= BJ Kang =

American FBI special agent

BJ Kang is a former American Federal Bureau of Investigation special agent known for high-profile investigations of securities fraud. After leading the perp walk of Bernie Madoff in 2008 and Raj Rajaratnam in 2009, Reuters described him as possibly "the most feared man on Wall Street."

==Career==
Kang was an accountant before becoming an FBI agent. He started as an investigator in many types of cases before focusing on insider trading in 2006.

Kang was the lead investigator in the insider trading case against Raj Rajaratnam. In a Newsweek interview Rajaratnam says that when he was arrested, Kang taunted him by telling him: “Take a good look at your son. You’re not going to see him for a long time. Your wife doesn’t seem so upset. Because she’s going to spend all your money.”

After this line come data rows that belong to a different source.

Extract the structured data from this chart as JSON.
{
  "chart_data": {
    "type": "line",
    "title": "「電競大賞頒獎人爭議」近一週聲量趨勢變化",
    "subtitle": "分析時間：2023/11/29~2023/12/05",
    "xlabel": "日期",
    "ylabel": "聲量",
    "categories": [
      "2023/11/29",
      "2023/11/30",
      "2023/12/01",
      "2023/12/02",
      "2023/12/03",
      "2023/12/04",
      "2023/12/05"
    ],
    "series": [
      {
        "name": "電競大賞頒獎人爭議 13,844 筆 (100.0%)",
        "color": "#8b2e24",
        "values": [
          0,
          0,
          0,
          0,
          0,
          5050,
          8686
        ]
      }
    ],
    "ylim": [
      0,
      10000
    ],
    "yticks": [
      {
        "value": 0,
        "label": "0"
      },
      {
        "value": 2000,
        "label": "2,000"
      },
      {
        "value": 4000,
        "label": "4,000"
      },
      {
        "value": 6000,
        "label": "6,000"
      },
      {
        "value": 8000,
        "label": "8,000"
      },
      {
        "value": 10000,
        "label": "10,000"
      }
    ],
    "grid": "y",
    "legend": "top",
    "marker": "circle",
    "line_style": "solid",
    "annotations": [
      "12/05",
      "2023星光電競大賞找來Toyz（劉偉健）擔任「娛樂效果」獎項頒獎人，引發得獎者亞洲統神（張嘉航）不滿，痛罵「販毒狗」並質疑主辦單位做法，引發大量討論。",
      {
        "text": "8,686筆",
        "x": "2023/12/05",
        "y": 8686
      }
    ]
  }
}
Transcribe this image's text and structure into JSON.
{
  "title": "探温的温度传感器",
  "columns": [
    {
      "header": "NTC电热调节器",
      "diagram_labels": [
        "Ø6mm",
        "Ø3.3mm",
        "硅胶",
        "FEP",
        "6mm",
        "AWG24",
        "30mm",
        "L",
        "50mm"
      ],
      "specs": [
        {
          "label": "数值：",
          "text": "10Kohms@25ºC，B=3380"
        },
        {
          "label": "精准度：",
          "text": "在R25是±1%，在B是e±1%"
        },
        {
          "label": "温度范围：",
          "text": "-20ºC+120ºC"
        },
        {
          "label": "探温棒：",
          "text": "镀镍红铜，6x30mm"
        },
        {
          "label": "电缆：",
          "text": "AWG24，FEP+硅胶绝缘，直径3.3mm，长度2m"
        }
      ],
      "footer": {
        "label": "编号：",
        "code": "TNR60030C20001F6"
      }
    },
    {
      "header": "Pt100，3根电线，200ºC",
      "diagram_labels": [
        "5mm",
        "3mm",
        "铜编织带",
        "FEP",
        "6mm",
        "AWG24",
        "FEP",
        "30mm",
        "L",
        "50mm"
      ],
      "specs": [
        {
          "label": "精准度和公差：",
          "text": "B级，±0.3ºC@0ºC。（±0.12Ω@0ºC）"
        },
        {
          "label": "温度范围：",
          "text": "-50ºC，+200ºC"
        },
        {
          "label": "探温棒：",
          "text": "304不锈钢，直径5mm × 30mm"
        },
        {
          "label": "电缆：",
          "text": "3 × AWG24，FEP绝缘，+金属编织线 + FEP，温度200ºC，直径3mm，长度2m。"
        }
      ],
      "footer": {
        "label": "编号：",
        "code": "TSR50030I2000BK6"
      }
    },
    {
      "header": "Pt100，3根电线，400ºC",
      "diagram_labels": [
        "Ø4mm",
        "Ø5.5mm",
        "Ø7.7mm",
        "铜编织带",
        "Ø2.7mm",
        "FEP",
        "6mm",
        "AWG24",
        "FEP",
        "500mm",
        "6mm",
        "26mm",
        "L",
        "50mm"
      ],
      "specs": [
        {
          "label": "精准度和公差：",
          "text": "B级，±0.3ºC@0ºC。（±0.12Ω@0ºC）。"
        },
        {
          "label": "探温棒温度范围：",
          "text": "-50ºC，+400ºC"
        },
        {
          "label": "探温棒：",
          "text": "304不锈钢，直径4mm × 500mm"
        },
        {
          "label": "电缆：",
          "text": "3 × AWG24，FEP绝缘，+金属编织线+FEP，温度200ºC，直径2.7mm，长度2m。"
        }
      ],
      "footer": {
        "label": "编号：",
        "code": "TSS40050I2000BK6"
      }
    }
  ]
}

He led the investigation into insider trading at S.A.C. Capital Advisors in 2011, concentrating efforts on arresting Mathew Martoma and attempting to get him to flip on S.A.C. Capital head Steve Cohen. By 2012, he would move on from New York to the Washington office, sparking some concern that his departure along with two other key investigation and prosecution team members would cause the insider trading cases pursued by the FBI to falter.

In 2022, he joined Binance as Head of Investigations.